Unlike Turkish Personal Data Protection Law numbered 6698 (PDPL), General Data Protection Regulation (GDPR) introduces the new concept of “pseudonymization” as a means of protecting the rights of individuals while also allowing controllers to benefit from the data.

Pseudonymization replaces the individual’s name and other identifying features with another identifier to make it impossible or extremely difficult to identify the individual. Pseudonymisation bridges the gap between personal and anonymous data. Pseudonymised data still allows for some form of re-identification, while anonymous data cannot be re-identified.

Although pseudonymised data still falls within the scope of the GDPR, some provisions are relaxed to encourage controllers to use pseudonymization. These incentives are stipulated in five different sections of the GDPR.

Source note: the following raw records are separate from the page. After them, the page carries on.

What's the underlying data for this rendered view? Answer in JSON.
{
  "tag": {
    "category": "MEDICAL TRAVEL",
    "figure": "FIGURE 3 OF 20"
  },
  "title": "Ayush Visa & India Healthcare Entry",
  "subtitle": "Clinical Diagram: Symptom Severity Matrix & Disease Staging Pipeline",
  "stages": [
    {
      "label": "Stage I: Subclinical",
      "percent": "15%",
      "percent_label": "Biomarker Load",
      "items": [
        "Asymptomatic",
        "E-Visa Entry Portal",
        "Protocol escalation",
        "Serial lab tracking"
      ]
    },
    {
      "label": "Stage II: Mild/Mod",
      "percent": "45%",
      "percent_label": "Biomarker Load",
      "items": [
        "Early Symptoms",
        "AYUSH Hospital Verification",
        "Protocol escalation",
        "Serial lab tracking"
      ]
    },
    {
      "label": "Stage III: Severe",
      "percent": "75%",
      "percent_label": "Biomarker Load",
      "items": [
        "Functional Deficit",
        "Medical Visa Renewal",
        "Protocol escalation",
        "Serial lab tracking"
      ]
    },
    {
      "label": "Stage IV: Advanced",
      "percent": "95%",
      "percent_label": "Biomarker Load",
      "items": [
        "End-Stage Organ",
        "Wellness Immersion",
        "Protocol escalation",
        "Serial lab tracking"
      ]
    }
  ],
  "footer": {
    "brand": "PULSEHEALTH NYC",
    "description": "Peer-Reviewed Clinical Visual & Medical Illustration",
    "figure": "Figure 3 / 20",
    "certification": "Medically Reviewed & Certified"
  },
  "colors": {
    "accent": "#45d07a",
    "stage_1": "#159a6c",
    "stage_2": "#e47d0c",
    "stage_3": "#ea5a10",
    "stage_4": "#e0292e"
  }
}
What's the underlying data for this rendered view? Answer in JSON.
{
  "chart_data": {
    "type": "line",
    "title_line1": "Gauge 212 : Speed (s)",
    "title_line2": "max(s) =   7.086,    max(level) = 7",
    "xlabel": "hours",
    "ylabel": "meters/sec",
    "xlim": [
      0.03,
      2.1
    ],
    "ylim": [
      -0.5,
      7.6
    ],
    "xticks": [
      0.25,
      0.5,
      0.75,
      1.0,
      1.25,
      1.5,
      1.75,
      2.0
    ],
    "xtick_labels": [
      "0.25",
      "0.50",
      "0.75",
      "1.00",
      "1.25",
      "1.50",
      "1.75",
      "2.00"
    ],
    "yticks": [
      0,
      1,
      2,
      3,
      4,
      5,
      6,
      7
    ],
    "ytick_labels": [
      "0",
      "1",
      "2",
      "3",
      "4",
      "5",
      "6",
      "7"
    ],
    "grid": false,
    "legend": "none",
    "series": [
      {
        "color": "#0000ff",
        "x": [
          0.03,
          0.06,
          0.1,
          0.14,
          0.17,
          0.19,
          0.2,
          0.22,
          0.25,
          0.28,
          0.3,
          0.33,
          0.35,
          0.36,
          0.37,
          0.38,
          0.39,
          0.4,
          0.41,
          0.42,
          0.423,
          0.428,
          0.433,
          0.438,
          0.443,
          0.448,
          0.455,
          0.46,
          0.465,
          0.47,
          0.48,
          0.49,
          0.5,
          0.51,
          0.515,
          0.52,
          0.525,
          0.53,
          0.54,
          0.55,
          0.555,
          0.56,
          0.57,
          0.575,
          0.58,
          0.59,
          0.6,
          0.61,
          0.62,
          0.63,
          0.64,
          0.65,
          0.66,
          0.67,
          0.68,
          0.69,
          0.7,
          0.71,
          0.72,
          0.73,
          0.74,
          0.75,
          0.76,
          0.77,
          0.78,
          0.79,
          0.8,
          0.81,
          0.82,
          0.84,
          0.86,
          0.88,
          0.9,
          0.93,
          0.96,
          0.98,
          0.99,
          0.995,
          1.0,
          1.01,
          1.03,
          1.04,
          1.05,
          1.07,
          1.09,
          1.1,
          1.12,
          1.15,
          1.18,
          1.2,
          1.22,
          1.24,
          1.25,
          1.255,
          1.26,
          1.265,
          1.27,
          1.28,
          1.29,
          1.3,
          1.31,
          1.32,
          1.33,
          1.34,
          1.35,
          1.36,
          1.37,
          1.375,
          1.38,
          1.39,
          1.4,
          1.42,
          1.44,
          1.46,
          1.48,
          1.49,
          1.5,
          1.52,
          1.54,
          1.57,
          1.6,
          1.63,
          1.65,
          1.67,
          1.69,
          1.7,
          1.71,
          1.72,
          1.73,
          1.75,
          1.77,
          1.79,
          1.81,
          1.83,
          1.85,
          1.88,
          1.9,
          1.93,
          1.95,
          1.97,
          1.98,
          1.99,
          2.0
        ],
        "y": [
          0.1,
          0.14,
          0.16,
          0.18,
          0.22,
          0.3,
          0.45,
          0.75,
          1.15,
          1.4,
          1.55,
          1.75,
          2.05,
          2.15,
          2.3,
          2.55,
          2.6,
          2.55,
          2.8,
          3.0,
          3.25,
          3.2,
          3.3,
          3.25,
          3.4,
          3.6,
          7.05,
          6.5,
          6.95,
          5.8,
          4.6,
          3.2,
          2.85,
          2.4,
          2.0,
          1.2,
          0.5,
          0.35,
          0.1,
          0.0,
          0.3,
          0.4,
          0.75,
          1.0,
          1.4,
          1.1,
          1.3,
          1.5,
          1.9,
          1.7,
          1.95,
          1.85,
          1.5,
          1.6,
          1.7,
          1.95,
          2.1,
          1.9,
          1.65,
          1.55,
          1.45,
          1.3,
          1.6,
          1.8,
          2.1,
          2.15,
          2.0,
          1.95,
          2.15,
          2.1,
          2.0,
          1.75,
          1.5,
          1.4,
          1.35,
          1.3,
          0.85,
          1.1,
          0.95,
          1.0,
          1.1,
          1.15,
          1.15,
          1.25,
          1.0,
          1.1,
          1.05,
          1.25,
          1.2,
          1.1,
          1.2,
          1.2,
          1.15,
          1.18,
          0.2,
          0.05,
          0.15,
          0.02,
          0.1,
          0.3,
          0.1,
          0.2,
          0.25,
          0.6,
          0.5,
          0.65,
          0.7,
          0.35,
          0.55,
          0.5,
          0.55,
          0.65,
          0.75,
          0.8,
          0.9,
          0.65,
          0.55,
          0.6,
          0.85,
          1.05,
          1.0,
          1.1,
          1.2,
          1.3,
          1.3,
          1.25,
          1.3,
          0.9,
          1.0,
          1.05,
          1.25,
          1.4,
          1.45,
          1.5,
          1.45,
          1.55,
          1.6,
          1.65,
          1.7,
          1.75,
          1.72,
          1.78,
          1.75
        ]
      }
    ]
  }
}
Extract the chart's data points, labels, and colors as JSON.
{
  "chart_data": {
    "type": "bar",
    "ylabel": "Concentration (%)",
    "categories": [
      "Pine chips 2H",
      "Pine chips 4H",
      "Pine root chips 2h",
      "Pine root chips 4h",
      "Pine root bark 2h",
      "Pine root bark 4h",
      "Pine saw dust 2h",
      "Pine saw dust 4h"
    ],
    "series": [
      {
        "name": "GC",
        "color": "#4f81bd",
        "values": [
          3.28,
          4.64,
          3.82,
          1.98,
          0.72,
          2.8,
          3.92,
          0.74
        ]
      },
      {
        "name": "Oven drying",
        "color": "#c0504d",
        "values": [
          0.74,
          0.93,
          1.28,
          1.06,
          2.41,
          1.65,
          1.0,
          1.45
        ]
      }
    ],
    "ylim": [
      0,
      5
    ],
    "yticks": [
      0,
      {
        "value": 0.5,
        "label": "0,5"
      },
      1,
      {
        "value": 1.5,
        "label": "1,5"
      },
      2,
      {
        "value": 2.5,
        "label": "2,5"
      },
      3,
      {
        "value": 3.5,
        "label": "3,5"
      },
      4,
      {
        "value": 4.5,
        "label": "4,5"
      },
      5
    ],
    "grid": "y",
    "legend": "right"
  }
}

  1. Pseudonymization may facilitate processing personal data beyond original collection purposes.
  2. Pseudonymization is an important safeguard for processing personal data for scientific, historical and statistical purposes.
  3. Pseudonymization is a central feature of “data protection by design.”
  4. Controllers can use pseudonymization to help meet the GDPR’s data security requirements.
  5. Controllers do not need to provide data subjects with access, rectification, erasure or data portability if they can no longer identify a data subject.

We believe that pseudonymisation techniques will be useful to minimize privacy risks and therefore reduce the potential for non-compliance. Furthermore, the availability of pseudonymisation techniques can encourage greater innovation.